Somewhere along the path of this region’s restaurant evolution, as kitchens amped up their abilities and diners took to their phones to photograph and critique each plate, we all became awfully serious about our food. So perhaps some expectation-setting is in order.
If you expect Hello, Sailor to evoke The Rusty Rudder—its beloved predecessor on this site in Cornelius—you’ll be disappointed. If you expect Hello, Sailor to be a carbon copy of Kindred—its acclaimed sister restaurant in Davidson—you’ll be disappointed. Joe and Katy Kindred’s second restaurant isn’t intended to be either of those things, and yet the amateur critics on apps and websites and social media platforms seem to get bent out of shape when Hello, Sailor fails to provide either experience.
What I found, on a clouded and humid Saturday afternoon in May, however, is just damn good fun.
Sophomore venues can befuddle restaurateurs whose freshman effort is such a smash, much in the way a second novel can confound writers whose debut is a best-seller. Greatness is hard enough to achieve once; repetitive excellence is elusive. With Hello, Sailor, the Kindreds deliver.
They sought to create a Carolina-fish-camp-meets-midcentury-Palm-Springs vibe, and a casual sense of sunniness permeates the dining room and menu. My girlfriend Gillian and I strode through the dining room—a bright departure from the Rudder’s bar-like feel—to a table on the patio. Our server described the hush puppies ($3.99) as doughnut-like, and she was right. The airy puffs of dough, smeared with a smoky compound butter, were unlike the dense, chalky nubs often haphazardly tossed into a plastic basket at many waterfront restaurants.
We followed those with the Florida blue crab claws ($13.49), which were stood up on their ends on a bed of tobiko wasabi mayo, pincers pointed to the sky and drizzled with a bright green coriander sauce and chili oil. The crab was sweet, my slushie ($8) was brain-freeze cold, and I was half tempted to tell our server to just keep ’em coming.
As diners at Kindred have come to expect, the service at Hello, Sailor is outstanding and genuinely pleasant; despite the increasingly crowded patio, we never felt neglected by the staff.
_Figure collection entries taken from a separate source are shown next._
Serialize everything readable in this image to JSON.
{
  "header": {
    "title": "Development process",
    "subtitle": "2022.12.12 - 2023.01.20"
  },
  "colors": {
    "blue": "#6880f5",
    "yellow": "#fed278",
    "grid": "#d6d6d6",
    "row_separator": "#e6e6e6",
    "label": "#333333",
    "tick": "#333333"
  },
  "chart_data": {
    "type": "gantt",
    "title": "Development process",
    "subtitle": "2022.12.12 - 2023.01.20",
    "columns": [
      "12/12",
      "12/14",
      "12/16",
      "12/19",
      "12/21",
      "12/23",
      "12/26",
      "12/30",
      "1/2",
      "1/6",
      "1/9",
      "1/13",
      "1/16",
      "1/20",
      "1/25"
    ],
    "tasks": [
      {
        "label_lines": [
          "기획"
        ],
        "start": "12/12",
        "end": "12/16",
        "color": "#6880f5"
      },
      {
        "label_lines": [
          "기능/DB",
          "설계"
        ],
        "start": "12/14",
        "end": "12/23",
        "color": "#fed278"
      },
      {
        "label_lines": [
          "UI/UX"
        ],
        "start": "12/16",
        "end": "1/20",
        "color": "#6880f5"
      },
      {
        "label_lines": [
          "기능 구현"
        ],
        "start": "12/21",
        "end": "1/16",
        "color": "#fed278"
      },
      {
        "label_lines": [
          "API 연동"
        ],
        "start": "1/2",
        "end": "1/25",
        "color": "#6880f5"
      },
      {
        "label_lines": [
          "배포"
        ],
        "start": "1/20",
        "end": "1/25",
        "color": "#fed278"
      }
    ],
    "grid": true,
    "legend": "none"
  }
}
When our main courses arrived at the table, Gillian and I both commented on the size of our entrées. The No. 1 Platter ($23.99) was piled with pieces of fried flounder and lightly breaded shrimp that brought back memories of the popcorn shrimp North Carolinians like me ate on childhood trips to Calabash. (But the fries that came with the seafood—cooked crisp in rendered beef fat, rich and salty without greasiness—were a welcome upgrade.)
Her Citrus Crab Louie salad ($17.49), was equally impressive, a mixture of greens, flecks of crab, avocado, orange and grapefruit segments, and more, all elegantly piled into a large, white bowl.
Despite our overstuffed bellies, I wanted a swirl of Hello, Sailor’s vanilla and fruit soft serve ice creams ($4). The fruit flavor rotates: This time it was passionfruit, and its pale orange color seemed almost too close of a match to the restaurant’s decor. I ate more than I should have, still smiling in between bites.
Midday sunshine had started to push through the hazy gray clouds as we ate, and down on the docks below, families toted towels and coolers to their boats. We had somewhere else to be, but I’d have been content to sit on the patio, umbrella drink in hand and silly smile plastered on my face, until the boaters came back with shoulders and noses that matched the pink sky at sunset.